ABA Raises Concerns Over FRB's Draft Climate Principles

In a comment letter on the FRB's "Principles for Climate-Related Financial Risk Management for Large Financial Institutions," the American Bankers Association supported efforts to create "a high-level guide for the largest institutions," but raised concerns on both substance and process.

Background

As previously covered, the FRB's proposed principles aim to provide banks with "a high-level framework for the safe and sound management of exposures to climate-related financial risks for Board-supervised financial institutions with over $100 billion in assets." The draft principles cover the areas of (i) governance, (ii) policies, procedures and limits, (iii) strategic planning, (iv) risk management, (v) data, risk measurement and reporting, and (vi) scenario analysis. The FRB also included risk assessment principles to describe how climate-related financial risks can be addressed in various risk categories.

Areas of Support

The ABA supported provisions in the FRB's proposed principles, including:

  • flexibility in allowing for climate-related financial risks to be incorporated into existing risk types and risk management frameworks; and

  • the FRB's acknowledgment that organizations should modify risk-management practices to the "nature, scope, and risk of their activities."

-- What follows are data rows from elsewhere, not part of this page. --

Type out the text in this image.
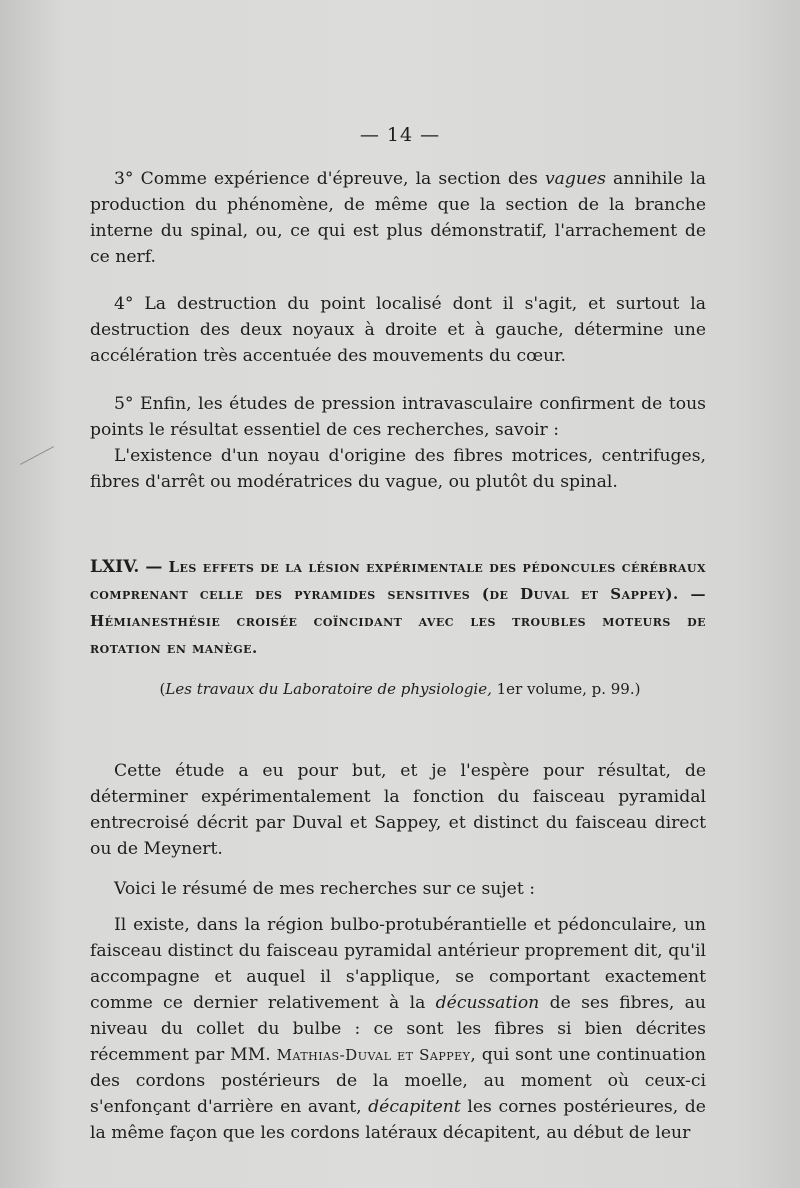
— 14 —

3° Comme expérience d'épreuve, la section des vagues annihile la production du phénomène, de même que la section de la branche interne du spinal, ou, ce qui est plus démonstratif, l'arrachement de ce nerf.

4° La destruction du point localisé dont il s'agit, et surtout la destruction des deux noyaux à droite et à gauche, détermine une accélération très accentuée des mouvements du cœur.

5° Enfin, les études de pression intravasculaire confirment de tous points le résultat essentiel de ces recherches, savoir :

L'existence d'un noyau d'origine des fibres motrices, centrifuges, fibres d'arrêt ou modératrices du vague, ou plutôt du spinal.

LXIV. — Les effets de la lésion expérimentale des pédoncules cérébraux comprenant celle des pyramides sensitives (de Duval et Sappey). — Hémianesthésie croisée coïncidant avec les troubles moteurs de rotation en manège.

(Les travaux du Laboratoire de physiologie, 1er volume, p. 99.)

Cette étude a eu pour but, et je l'espère pour résultat, de déterminer expérimentalement la fonction du faisceau pyramidal entrecroisé décrit par Duval et Sappey, et distinct du faisceau direct ou de Meynert.

Voici le résumé de mes recherches sur ce sujet :

Il existe, dans la région bulbo-protubérantielle et pédonculaire, un faisceau distinct du faisceau pyramidal antérieur proprement dit, qu'il accompagne et auquel il s'applique, se comportant exactement comme ce dernier relativement à la décussation de ses fibres, au niveau du collet du bulbe : ce sont les fibres si bien décrites récemment par MM. Mathias-Duval et Sappey, qui sont une continuation des cordons postérieurs de la moelle, au moment où ceux-ci s'enfonçant d'arrière en avant, décapitent les cornes postérieures, de la même façon que les cordons latéraux décapitent, au début de leur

The ABA said that the principles should account for the possibility that climate-risk management practices may "differ not only among supervised organizations, but also within an organization's different operations or lines of business."

Recommended Changes

The ABA outlined reservations on both substance and process, including opposition to:

  • provisions that may be interpreted as obligating banks to "adopt lending limits related to climate-related financial risk regardless of materiality";

  • overly prescriptive board and management requirements that would obligate boards and management to go beyond their roles on climate risk; and

  • the FRB's stated approach that, in measurements and controls, management should include "corresponding measures of conservatism" (i.e., the accounting principle that leans toward worst-case scenarios as opposed to all plausible scenarios, which the ABA said could result in significant differences from the rest of an institution's risk and capital management practices and have other adverse outcomes).

The ABA also called for more clarity with respect to U.S. operations of foreign banking organizations ("FBOs"), and was specifically concerned with FBO governance and the management of risk in the United States.

With respect to process, the ABA raised concerns that the FRB's proposed principles differ from those developed by the FDIC and the OCC. Observing how the FRB's principles align with guidance from the Basel Committee on Banking Supervision that was issued following the FDIC and OCC proposed principles, the ABA urged the agencies to better align their final principles and maintain a "robust and transparent process." In addition, the ABA stated the proposed principles are not appropriate for smaller institutions, and called on the agencies to work together to ensure the final principles do not impact smaller institutions through the supervisory process.